Looks like Brad Ellsworth (IN-08) is pushing on the national level a bill of which I was critical on the state level.
A bill to require all new manufactured homes to come equipped with emergency weather radios is gaining traction in Congress, pushed by a campaign promise to an Indiana woman whose 2-year-old son was killed by a tornado in 2005.
My main critique was that this level of involvement by the government was a bit too great given what I perceived to be the effectiveness of weather radios and the relative ease of getting them on one’s own. Who knows, maybe my perception is wrong on both counts.
Mike Kole says
Doug, I think that you’re right on this, and Ellsworth is wrong- by a mile!
Parker says
Concur – this is not a legitimate function of government, in my view.
tim zank says
Following Ellsworths’ logic, we should mandate equipping all new mobile homes with signs in every room that say “Warning: If a twister hits your mobile home you will probably die.” Or maybe “Turn on your radio stupid, it’s cloudy outside”.

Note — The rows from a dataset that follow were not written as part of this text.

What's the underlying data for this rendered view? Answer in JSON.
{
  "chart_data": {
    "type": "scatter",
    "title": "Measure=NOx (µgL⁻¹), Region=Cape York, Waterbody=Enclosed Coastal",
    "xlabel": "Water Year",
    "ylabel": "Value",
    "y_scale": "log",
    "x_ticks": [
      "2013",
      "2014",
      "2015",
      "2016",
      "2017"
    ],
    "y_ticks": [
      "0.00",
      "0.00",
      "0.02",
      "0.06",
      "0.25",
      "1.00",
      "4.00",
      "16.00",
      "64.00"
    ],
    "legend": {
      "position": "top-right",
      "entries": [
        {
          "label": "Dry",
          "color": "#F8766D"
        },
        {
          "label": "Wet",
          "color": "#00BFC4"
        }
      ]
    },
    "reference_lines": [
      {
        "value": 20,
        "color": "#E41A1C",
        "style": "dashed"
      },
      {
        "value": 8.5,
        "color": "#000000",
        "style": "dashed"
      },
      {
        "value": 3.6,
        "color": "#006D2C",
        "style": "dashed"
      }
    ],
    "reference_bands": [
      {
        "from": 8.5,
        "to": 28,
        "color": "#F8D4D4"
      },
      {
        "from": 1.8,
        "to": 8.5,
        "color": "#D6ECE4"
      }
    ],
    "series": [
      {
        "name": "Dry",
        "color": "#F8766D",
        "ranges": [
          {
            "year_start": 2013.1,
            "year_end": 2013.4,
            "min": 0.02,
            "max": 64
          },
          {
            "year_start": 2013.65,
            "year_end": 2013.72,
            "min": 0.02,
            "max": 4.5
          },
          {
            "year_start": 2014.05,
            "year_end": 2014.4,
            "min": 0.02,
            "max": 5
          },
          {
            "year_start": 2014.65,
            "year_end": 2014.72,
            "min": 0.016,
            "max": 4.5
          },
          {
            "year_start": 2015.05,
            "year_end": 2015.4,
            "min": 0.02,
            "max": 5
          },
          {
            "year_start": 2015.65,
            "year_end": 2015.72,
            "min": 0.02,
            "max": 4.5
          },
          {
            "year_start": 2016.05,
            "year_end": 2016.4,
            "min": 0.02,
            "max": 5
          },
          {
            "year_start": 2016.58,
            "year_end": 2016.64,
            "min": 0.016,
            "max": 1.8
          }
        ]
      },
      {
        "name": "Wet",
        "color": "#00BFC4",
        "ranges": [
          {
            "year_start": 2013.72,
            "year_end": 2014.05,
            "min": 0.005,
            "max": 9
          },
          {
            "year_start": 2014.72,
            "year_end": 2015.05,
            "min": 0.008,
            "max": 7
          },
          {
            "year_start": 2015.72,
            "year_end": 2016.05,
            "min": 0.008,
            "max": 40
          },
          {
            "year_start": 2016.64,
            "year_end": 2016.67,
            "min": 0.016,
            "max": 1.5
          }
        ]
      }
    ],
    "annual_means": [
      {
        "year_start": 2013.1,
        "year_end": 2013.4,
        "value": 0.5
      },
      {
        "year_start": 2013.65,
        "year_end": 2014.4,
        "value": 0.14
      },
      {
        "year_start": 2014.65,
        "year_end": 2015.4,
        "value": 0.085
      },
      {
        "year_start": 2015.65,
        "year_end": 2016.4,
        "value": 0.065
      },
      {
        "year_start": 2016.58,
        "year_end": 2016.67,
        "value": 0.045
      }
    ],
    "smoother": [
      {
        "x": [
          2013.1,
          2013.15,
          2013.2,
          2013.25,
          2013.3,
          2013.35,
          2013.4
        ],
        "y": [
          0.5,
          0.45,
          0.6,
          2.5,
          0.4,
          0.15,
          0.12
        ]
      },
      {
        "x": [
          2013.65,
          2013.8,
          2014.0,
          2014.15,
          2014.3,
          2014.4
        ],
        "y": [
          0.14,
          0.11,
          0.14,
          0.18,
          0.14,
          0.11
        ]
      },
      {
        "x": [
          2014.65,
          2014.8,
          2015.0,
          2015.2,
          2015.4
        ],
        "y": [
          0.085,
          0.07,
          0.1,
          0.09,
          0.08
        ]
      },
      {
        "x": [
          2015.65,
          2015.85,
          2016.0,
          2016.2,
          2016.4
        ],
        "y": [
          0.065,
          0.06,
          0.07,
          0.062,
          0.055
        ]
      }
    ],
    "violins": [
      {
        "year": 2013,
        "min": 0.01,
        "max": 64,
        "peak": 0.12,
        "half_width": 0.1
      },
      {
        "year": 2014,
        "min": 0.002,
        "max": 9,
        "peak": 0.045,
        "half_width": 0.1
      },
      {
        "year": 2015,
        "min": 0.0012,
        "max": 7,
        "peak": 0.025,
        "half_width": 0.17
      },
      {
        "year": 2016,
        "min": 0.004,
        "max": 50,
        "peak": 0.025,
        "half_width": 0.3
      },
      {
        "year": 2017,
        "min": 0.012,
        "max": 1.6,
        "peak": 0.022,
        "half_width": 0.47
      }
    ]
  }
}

Stop regulating just for the sake of regulating.
sheesh
T says
Maybe they should work on getting better coverage. I’m midway between Louisville and Evansville and in good weather I can almost make out the broadcast from two stations, with mostly static, but only if the radio is on the bedroom floor. Otherwise, no signal at all in the rest of the house. I feel like I wasted forty bucks buying the thing.
Pila says
I can understand why Ellsworth is doing this, given what district he represents. I don’t happen to think that mandating the weather radios will do much good. I think that we should remember that timely tornado WATCHES were not issued on that night in November 2005, meaning that people in the Evansville area could not have taken action before going to bed. There was also a problem with the NWS signal such that weather radios didn’t pick up the the tornado WARNING once it was issued. For those who want to blame the victims, I doubt that any of us would have made different choices that night, given the information that was available.
Brenda says
As to government involvement… is there a requirement that new *non* manufactured homes (built?) have to meet a certain standard of structural integrity in case of high winds?.
Glenn says
I guess I don’t have a huge problem with this. Seems to me somewhat like requiring seat belts in cars (note I didn’t say requiring people to use them…), or closer building safety codes like Brenda hints about. Manufactured/mobile homes are not good places to be during a tornado. And in the case of a middle-of-the-night storm like the Evansville one of 2005, interrupting radio/TV with weather alerts does zero good. Trust me, an operating weather radio WILL wake you up in the middle of the night if there’s an alert…my only problem has been setting it up so that it doesn’t go off for warnings in counties far away from mine.
Brenda says
That’s where I was going with my comment… is it a situation of “if you cannot meet requirement ABC, you must provide XYZ?” in which case I don’t see a lot of different in the level of governmental involvement.